789 - Combining NHANES Data and Machine Learning to Develop an Online Screener for Youth Prediabetes and Diabetes
Monday, April 28, 2025
7:00am – 9:15am HST
Publication Number: 789.4514
Yan Chak Li, Icahn School of Medicine at Mount Sinai, Staten Island, NY, United States; Catherine McDonough, Icahn School of Medicine at Mount Sinai, New York, NY, United States; Bian Liu, Icahn School of Medicine at Mount Sinai, New YOrk, NY, United States; Gaurav Pandey, Icahn School of Medicine at Mount Sinai, New York, NY, United States; Nita Vangeepuram, Icahn School of Medicine at Mount Sinai, New York, NY, United States
Associate Professor Icahn School of Medicine at Mount Sinai New York, New York, United States
Background: The prevalence of prediabetes and diabetes (preDM/DM) among youth is increasing rapidly in the United States. Early screening tools for and diagnosis of this complex disorder are crucial, but existing screening guidelines and tools are geared towards only health providers, not the general public. Among adults, easily usable questionnaire-based screeners have greatly expanded diabetes awareness and screening. However, no similar tools exist for youth. Objective: This study aimed to address this gap by developing a publicly accessible, online screener for youth preDM/DM risk using machine learning methods, and the rich data collected in the National Health and Nutrition Examination Survey (NHANES). Design/Methods: This process leveraged a curated multi-domain NHANES dataset (1999-2018) including 95 potential preDM/DM risk factors for over 15,000 youth aged 12-19 years. Figure 1 provides an overview of the process we used to build our online youth preDM/DM screener. Specifically, we applied a systematic machine learning approach consisting of feature selection and classification methods to 80% of this data set to identify top variables that were effective at predicting youth preDM/DM status. The final model based on these variables was evaluated on the remaining 20% of the data. We also compared predictive performance of our screener to that based on four preDM/DM risk factors identified in the current American Diabetes Association (ADA) guidelines for children and adolescents. Results: Our machine learning-based model, comprising 14 preDM/DM risk-related variables (Table 1, bold), outperformed the adapted ADA guideline in identifying preDM/DM cases (Table 2). The model was transformed into a publicly available online 15-question screener ( https://rstudio-connect.hpc.mssm.edu/POND/#section-screener) to assess preDM/DM risk.

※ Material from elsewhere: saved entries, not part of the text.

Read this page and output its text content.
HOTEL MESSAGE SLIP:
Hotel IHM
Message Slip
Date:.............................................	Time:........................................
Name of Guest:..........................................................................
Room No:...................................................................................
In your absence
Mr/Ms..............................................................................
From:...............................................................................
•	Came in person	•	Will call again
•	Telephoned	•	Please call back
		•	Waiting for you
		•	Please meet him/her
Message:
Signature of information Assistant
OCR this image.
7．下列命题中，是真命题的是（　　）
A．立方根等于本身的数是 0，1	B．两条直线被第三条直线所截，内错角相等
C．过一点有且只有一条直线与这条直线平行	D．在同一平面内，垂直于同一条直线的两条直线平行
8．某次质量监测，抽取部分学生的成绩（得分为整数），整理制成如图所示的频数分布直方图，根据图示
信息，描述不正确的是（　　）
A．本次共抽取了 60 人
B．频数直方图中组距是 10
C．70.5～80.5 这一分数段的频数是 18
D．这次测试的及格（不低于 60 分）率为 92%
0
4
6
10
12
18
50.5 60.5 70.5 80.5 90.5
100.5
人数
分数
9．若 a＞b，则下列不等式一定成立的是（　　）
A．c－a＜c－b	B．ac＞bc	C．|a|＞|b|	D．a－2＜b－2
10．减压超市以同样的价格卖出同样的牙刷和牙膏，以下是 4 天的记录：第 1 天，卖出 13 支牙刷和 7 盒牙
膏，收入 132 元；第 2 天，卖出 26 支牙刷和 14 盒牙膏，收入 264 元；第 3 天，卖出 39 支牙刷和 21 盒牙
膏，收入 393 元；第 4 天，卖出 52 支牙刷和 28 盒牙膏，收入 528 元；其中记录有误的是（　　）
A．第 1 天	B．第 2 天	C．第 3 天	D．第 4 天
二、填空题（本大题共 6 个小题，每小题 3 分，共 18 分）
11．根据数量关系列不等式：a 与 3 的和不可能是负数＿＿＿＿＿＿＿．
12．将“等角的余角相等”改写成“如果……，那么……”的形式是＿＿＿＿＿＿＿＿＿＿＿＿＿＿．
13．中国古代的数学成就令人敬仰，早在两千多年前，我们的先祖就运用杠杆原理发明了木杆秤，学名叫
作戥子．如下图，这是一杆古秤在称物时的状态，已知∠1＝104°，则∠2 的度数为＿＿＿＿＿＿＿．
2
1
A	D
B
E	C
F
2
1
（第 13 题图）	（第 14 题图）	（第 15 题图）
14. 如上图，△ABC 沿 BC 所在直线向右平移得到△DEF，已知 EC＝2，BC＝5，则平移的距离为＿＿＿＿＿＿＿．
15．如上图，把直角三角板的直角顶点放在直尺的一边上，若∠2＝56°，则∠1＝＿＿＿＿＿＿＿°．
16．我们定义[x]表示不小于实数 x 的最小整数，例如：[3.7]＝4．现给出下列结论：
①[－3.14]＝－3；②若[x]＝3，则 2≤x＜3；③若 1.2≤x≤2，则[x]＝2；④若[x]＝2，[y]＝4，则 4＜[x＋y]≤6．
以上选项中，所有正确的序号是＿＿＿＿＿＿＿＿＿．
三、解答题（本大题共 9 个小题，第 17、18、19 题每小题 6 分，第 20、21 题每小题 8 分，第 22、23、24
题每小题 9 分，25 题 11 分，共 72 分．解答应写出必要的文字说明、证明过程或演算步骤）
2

Conclusion(s): This study demonstrated the potential of machine learning-based approaches for developing effective screeners for youth preDM/DM risk. The online screener we developed addresses the previous lack of easily usable youth preDM/DM risk assessment tools and includes risk factors not considered in current screening guidelines (e.g., social determinants of diabetes risk, screen time, and self-reported perceived health status). Our work can help raise awareness about diabetes risk and prevention strategies among youth.
Figure 1. Overview of the process for building our online youth preDM/DM screener.
Table 1: Questions included in the screener and related screener variables identified from NHANES (in bold) using machine learning.
Table 2: Performance measures of the final machine learning-based screener and modified ADA guidelines on 100 bootstrapped versions of the validation dataset.